Coding email links to avoid spam

This page contains advice for developers and maintainers of ringing websites such as Guild sites. It describes how to encode email links to protect them from spammers. An automatic encoding tool is also provided.

Email contact links are an invaluable part of any web page. However, they are also vulnerable to a particular type of web robot known as the spam harvester or spambot. A spam harvester can read through the pages in your site and extract email addresses which are then added to bulk marketing databases. The result: more spam arrives in your inbox. If you've quoted other people's addresses on your site, they will probably get upset with you too.

The solution to this dilemma is to protect email links in a way that hides them from the spam harvester. Here's how.

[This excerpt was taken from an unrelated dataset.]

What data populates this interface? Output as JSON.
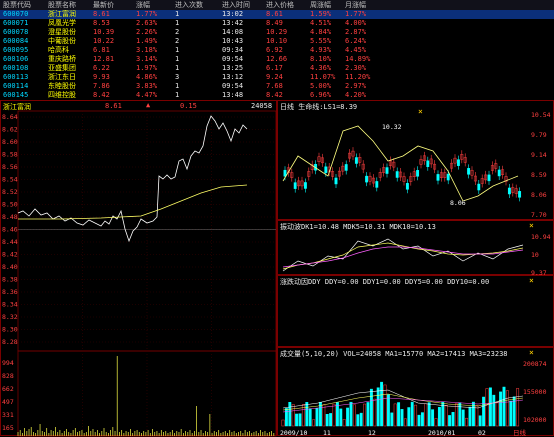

The normal way of doing it

Normally you'd add an email address to a web page with a piece of HTML such as:

<a href="mailto:nobody@fake.address9z.com">Mr Nobody</a>

This creates a mailto link, and when displayed in a web page looks like this:

Mr Nobody

When the site user clicks the link, instead of triggering a transition to another web page, their mail client will instead pop up a compose mail window, addressed to the target of the link, in this case nobody@fake.address9z.com.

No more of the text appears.